Understandably, clients often come to us with questions about their website’s performance. Sure enough, this happens because of high pressure cold calls, inflated SEO terminology, and misleading SEO reports. No one can escape it, but my hope is to alleviate some of the confusion and maybe even instill some peace of mind.

SEO Terminology & Your Web Marketing

Below we are going to briefly examine basic SEO terminology and discuss what we know helps a website display in search engine result. In other words — how does a website show up on Google?

SEO
This is simply an abbreviation for Search Engine Optimization (i.e making a website easier for Google to index and display in relevant search results).
SERP
Search Engine Result Page refers to web pages that display the results users request from a search engine. Basically, this is what you see with you ask Google a question. The SERP is normally made up of paid ads, local map results, and organic listings.
On-site SEO
This phrase refers specifically to the optimization of the elements on a website. These include, among many things, the structure of the code, the quality of the content, & user experience considerations such as page speed.
Off-site SEO
Think of off-site SEO as managing content and any references to your business that appear in locations other than your web domain. This includes reviews from customers and directory listings like Yelp and Google My Business or any other place that would link to your website.
Organic Search Results
Organic results refer to the unpaid listings that Google serves to users. In theory these results represent the most relevant websites based on factors such as content quality and the user’s physical location.
PPC
Pay-Per-Click is a type of web marketing/advertising. This method involves paying to display a link to your website at the top of search results. Google decides which advertisements to display based in part on the bids from ad campaigns and the quality score of the webpage associated with the ad. Google then charges the campaign when someone clicks the ad.

What We Know Helps Your Website Perform Better

NAP
Where your business is located plays a major role.

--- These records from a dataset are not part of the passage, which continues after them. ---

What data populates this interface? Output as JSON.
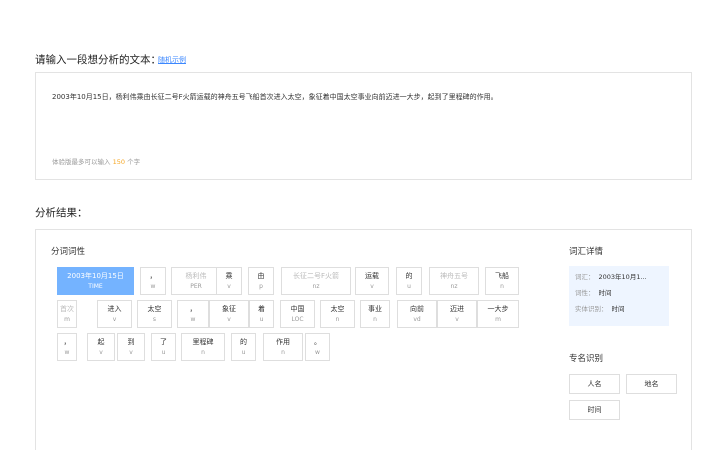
{
  "input": {
    "title": "请输入一段想分析的文本：",
    "random_link": "随机示例",
    "text": "2003年10月15日，杨利伟乘由长征二号F火箭运载的神舟五号飞船首次进入太空，象征着中国太空事业向前迈进一大步，起到了里程碑的作用。",
    "limit_prefix": "体验版最多可以输入",
    "limit_number": "150",
    "limit_suffix": "个字"
  },
  "result": {
    "title": "分析结果：",
    "segmentation_title": "分词词性",
    "rows": [
      [
        {
          "word": "2003年10月15日",
          "pos": "TIME",
          "selected": true
        },
        {
          "word": "，",
          "pos": "w"
        },
        {
          "word": "杨利伟",
          "pos": "PER",
          "blurred": true
        },
        {
          "word": "乘",
          "pos": "v"
        },
        {
          "word": "由",
          "pos": "p"
        },
        {
          "word": "长征二号F火箭",
          "pos": "nz",
          "blurred": true
        },
        {
          "word": "运载",
          "pos": "v"
        },
        {
          "word": "的",
          "pos": "u"
        },
        {
          "word": "神舟五号",
          "pos": "nz",
          "blurred": true
        },
        {
          "word": "飞船",
          "pos": "n"
        }
      ],
      [
        {
          "word": "首次",
          "pos": "m",
          "blurred": true
        },
        {
          "word": "进入",
          "pos": "v"
        },
        {
          "word": "太空",
          "pos": "s"
        },
        {
          "word": "，",
          "pos": "w"
        },
        {
          "word": "象征",
          "pos": "v"
        },
        {
          "word": "着",
          "pos": "u"
        },
        {
          "word": "中国",
          "pos": "LOC"
        },
        {
          "word": "太空",
          "pos": "n"
        },
        {
          "word": "事业",
          "pos": "n"
        },
        {
          "word": "向前",
          "pos": "vd"
        },
        {
          "word": "迈进",
          "pos": "v"
        },
        {
          "word": "一大步",
          "pos": "m"
        }
      ],
      [
        {
          "word": "，",
          "pos": "w"
        },
        {
          "word": "起",
          "pos": "v"
        },
        {
          "word": "到",
          "pos": "v"
        },
        {
          "word": "了",
          "pos": "u"
        },
        {
          "word": "里程碑",
          "pos": "n"
        },
        {
          "word": "的",
          "pos": "u"
        },
        {
          "word": "作用",
          "pos": "n"
        },
        {
          "word": "。",
          "pos": "w"
        }
      ]
    ],
    "detail": {
      "title": "词汇详情",
      "rows": [
        {
          "key": "词汇：",
          "value": "2003年10月1..."
        },
        {
          "key": "词性：",
          "value": "时间"
        },
        {
          "key": "实体识别：",
          "value": "时间"
        }
      ]
    },
    "ner": {
      "title": "专名识别",
      "buttons": [
        "人名",
        "地名",
        "时间"
      ]
    }
  },
  "colors": {
    "accent": "#3b87ff",
    "selected_token": "#74b3ff",
    "detail_bg": "#eef5ff",
    "limit_number": "#f5a623"
  }
}
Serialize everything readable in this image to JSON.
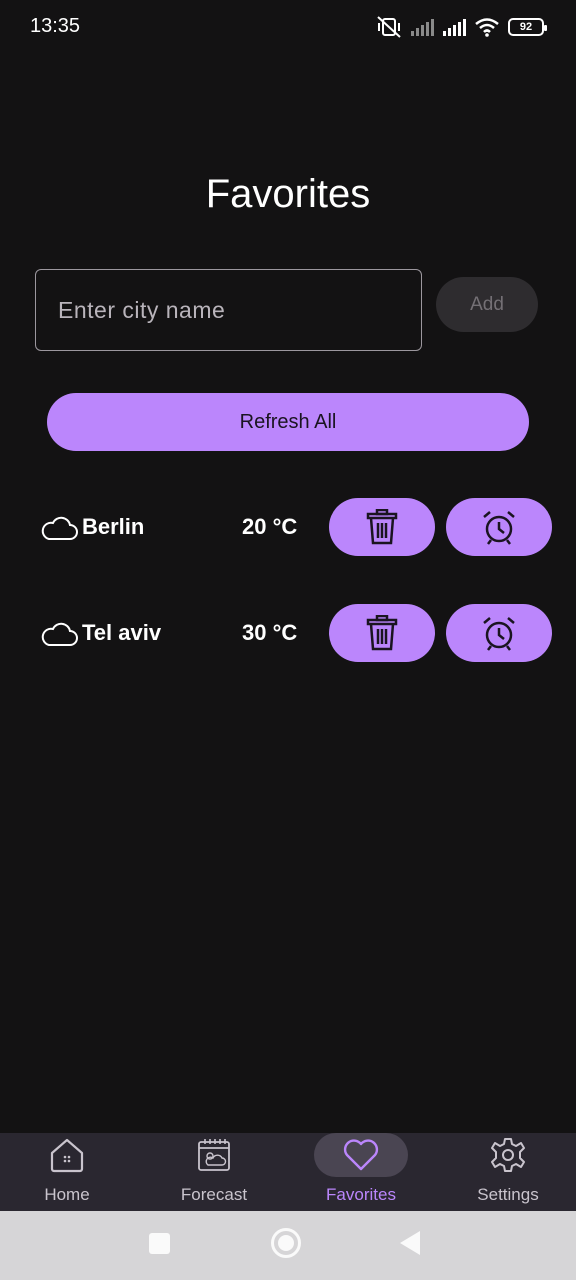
{
  "status_bar": {
    "time": "13:35",
    "battery": "92",
    "icons": [
      "mute-vibrate-icon",
      "signal-icon",
      "signal-icon",
      "wifi-icon",
      "battery-icon"
    ]
  },
  "page": {
    "title": "Favorites"
  },
  "city_input": {
    "placeholder": "Enter city name",
    "value": ""
  },
  "add_button": {
    "label": "Add"
  },
  "refresh_button": {
    "label": "Refresh All"
  },
  "favorites": [
    {
      "city": "Berlin",
      "temp": "20 °C",
      "icon": "cloud-icon"
    },
    {
      "city": "Tel aviv",
      "temp": "30 °C",
      "icon": "cloud-icon"
    }
  ],
  "bottom_nav": {
    "items": [
      {
        "label": "Home",
        "icon": "home-icon"
      },
      {
        "label": "Forecast",
        "icon": "calendar-weather-icon"
      },
      {
        "label": "Favorites",
        "icon": "heart-icon",
        "active": true
      },
      {
        "label": "Settings",
        "icon": "gear-icon"
      }
    ]
  },
  "colors": {
    "background": "#131213",
    "accent": "#bb86fc",
    "nav_background": "#2a2730",
    "system_nav": "#d6d5d7"
  }
}
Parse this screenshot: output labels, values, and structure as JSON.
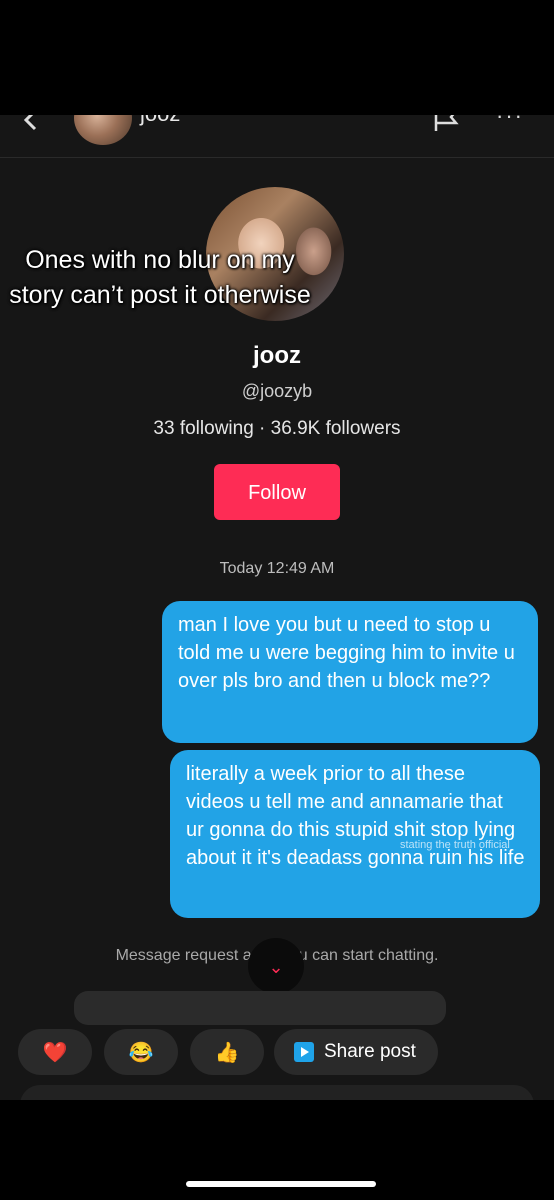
{
  "header": {
    "name": "jooz"
  },
  "profile": {
    "overlay_text": "Ones with no blur on my story can’t post it otherwise",
    "name": "jooz",
    "handle": "@joozyb",
    "stats": "33 following · 36.9K followers",
    "follow_label": "Follow"
  },
  "chat": {
    "timestamp": "Today 12:49 AM",
    "messages": [
      {
        "text": "man I love you but u need to stop u told me u were begging him to invite u over pls bro and then u block me??"
      },
      {
        "text": "literally a week prior to all these videos u tell me and annamarie that ur gonna do this stupid shit stop lying about it it's deadass gonna ruin his life"
      }
    ],
    "watermark": "stating the truth official",
    "system_message": "Message request acce        You can start chatting.",
    "scroll_down_glyph": "⌄"
  },
  "reactions": {
    "heart": "❤️",
    "laugh": "😂",
    "thumbs_up": "👍",
    "share_label": "Share post"
  },
  "colors": {
    "accent": "#fe2c55",
    "bubble": "#22a3e6",
    "background": "#161616"
  }
}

Incidentally, keeping your NAP (name, address, and phone number) consistent across all online directories and profiles is really important because it helps Google confirm your legitimacy.
Google Webmaster Guidelines
Follow the rules! It’s important to keep compliant with current web standards. Things like page speed and mobile optimization are paramount, and old conventions like doorway pages are frowned upon. Your pages need to provide the best user experience possible both technically and content-wise. What’s the bottom line? A successful website will have content created to benefit the user not search engines.

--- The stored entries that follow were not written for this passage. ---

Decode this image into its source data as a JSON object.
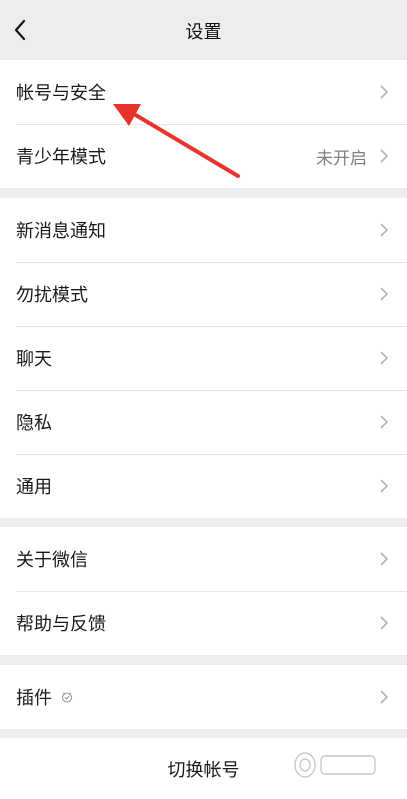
{
  "header": {
    "title": "设置",
    "back_icon": "chevron-left-icon"
  },
  "groups": [
    {
      "items": [
        {
          "label": "帐号与安全",
          "value": ""
        },
        {
          "label": "青少年模式",
          "value": "未开启"
        }
      ]
    },
    {
      "items": [
        {
          "label": "新消息通知",
          "value": ""
        },
        {
          "label": "勿扰模式",
          "value": ""
        },
        {
          "label": "聊天",
          "value": ""
        },
        {
          "label": "隐私",
          "value": ""
        },
        {
          "label": "通用",
          "value": ""
        }
      ]
    },
    {
      "items": [
        {
          "label": "关于微信",
          "value": ""
        },
        {
          "label": "帮助与反馈",
          "value": ""
        }
      ]
    },
    {
      "items": [
        {
          "label": "插件",
          "value": "",
          "icon": "plugin-icon"
        }
      ]
    }
  ],
  "footer": {
    "switch_account_label": "切换帐号"
  },
  "annotation": {
    "arrow_color": "#e8332d"
  }
}
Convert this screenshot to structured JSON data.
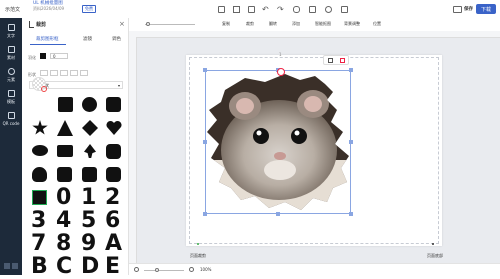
{
  "topbar": {
    "doc_label": "示范文",
    "subtitle": "UL 机械批量图",
    "subtitle2": "资料2026/04/09",
    "badge": "免费",
    "zoom_label": "100",
    "save_label": "保存",
    "download_label": "下载"
  },
  "nav": {
    "items": [
      {
        "label": "文字"
      },
      {
        "label": "素材"
      },
      {
        "label": "元素"
      },
      {
        "label": "模板"
      },
      {
        "label": "QR code"
      }
    ]
  },
  "panel": {
    "title": "裁剪",
    "tabs": [
      "裁剪图形框",
      "滤镜",
      "调色"
    ],
    "feather_label": "羽化",
    "feather_value": "0",
    "shape_label": "形状",
    "dropdown_value": "所有形状",
    "numbers": [
      "0",
      "1",
      "2",
      "3",
      "4",
      "5",
      "6",
      "7",
      "8",
      "9",
      "A",
      "B",
      "C",
      "D",
      "E"
    ]
  },
  "toolbar": {
    "items": [
      {
        "label": "复制"
      },
      {
        "label": "裁剪"
      },
      {
        "label": "翻转"
      },
      {
        "label": "添加"
      },
      {
        "label": "智能抠图"
      },
      {
        "label": "背景调整"
      },
      {
        "label": "位置"
      }
    ]
  },
  "canvas": {
    "page_number": "1",
    "left_marker": "页面裁剪",
    "right_marker": "页面底部"
  },
  "bottom": {
    "zoom_value": "100%"
  },
  "colors": {
    "accent": "#3a63c8",
    "nav_bg": "#1d2a3a",
    "selection": "#8aa6e2"
  }
}
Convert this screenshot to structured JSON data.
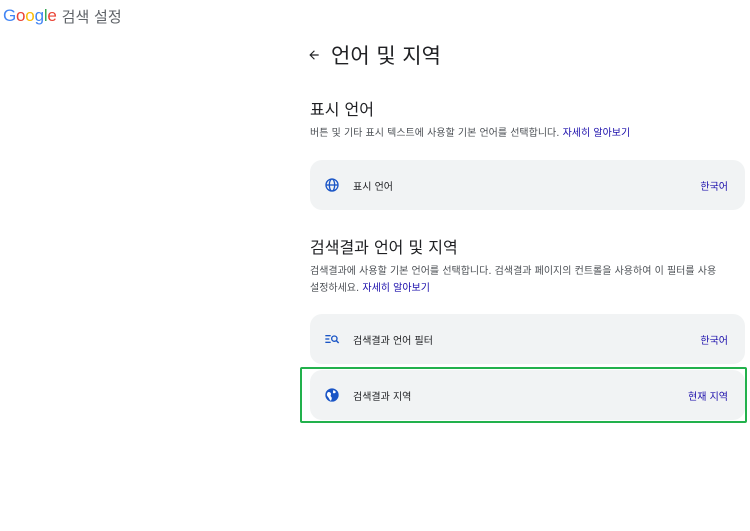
{
  "header": {
    "logo": [
      "G",
      "o",
      "o",
      "g",
      "l",
      "e"
    ],
    "logo_colors": [
      "#4285F4",
      "#EA4335",
      "#FBBC05",
      "#4285F4",
      "#34A853",
      "#EA4335"
    ],
    "title": "검색 설정"
  },
  "page": {
    "back_icon": "back-arrow-icon",
    "title": "언어 및 지역"
  },
  "display_language": {
    "heading": "표시 언어",
    "description": "버튼 및 기타 표시 텍스트에 사용할 기본 언어를 선택합니다.",
    "link": "자세히 알아보기",
    "card": {
      "icon": "globe-icon",
      "label": "표시 언어",
      "value": "한국어"
    }
  },
  "results_language": {
    "heading": "검색결과 언어 및 지역",
    "description_line1": "검색결과에 사용할 기본 언어를 선택합니다. 검색결과 페이지의 컨트롤을 사용하여 이 필터를 사용",
    "description_line2": "설정하세요.",
    "link": "자세히 알아보기",
    "filter_card": {
      "icon": "filter-search-icon",
      "label": "검색결과 언어 필터",
      "value": "한국어"
    },
    "region_card": {
      "icon": "globe-filled-icon",
      "label": "검색결과 지역",
      "value": "현재 지역"
    }
  },
  "colors": {
    "accent": "#1a0dab",
    "card_bg": "#f1f3f4",
    "highlight": "#22b14c",
    "icon_blue": "#1a55c6"
  }
}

You Need A Well Rounded SEO Strategy

Ultimately, you want people to find your site, and one goal of an SEO company is to optimize your website with relative keywords to help with this. More so the goal is to drive traffic to your website and increase conversions, so stuffing keywords isn’t a magic fix-all answer. In fact, no single method will solve all your problems.

A well rounded web marketing strategy should involve both on-site and off-site optimization including: consistent NAP across the web, adherence to current technical web guidelines, ongoing quality content development, some degree of reputation management/PR, and possibly a paid ad campaign.

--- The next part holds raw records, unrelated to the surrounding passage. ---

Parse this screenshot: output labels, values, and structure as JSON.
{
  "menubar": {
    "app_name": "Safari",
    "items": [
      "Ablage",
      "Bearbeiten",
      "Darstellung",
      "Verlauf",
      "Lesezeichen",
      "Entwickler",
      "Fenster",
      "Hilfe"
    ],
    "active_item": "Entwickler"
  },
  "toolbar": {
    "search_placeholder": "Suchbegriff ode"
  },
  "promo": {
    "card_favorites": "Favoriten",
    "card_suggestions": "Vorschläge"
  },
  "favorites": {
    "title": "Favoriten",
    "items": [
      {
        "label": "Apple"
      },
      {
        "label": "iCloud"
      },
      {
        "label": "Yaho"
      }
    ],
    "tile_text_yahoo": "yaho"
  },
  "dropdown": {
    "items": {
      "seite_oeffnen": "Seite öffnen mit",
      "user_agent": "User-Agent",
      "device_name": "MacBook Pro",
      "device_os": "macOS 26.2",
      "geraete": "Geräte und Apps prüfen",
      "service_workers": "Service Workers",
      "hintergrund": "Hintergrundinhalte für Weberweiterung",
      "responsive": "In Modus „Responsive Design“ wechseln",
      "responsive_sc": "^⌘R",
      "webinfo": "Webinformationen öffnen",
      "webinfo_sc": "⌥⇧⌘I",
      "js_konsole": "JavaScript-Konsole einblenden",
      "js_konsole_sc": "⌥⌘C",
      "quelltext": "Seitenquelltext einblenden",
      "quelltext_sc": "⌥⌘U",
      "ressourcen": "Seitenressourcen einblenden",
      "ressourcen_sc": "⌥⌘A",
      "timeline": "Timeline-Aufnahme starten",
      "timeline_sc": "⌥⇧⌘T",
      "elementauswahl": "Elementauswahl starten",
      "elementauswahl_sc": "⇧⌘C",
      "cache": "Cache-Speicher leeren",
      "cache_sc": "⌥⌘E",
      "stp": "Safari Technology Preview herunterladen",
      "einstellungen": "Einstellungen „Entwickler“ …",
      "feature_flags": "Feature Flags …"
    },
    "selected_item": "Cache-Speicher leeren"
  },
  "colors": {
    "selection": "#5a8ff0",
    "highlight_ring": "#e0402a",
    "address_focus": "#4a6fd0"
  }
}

Most SEO reports are misleading. These reports are laced with buzzwords and commonly display false flags or irrelevant information. Most are accompanied with outrageous claims to increase your web presence or get you to rank on the first page of Google. So, what should you believe? My advice is stick to the basics and keep it simple. We know from experience that first page ranking in never a guarantee, so when something sounds too good to be true — it probably is. In the end SEO is just like everything else. You need hard work, dedication, and time to succeed.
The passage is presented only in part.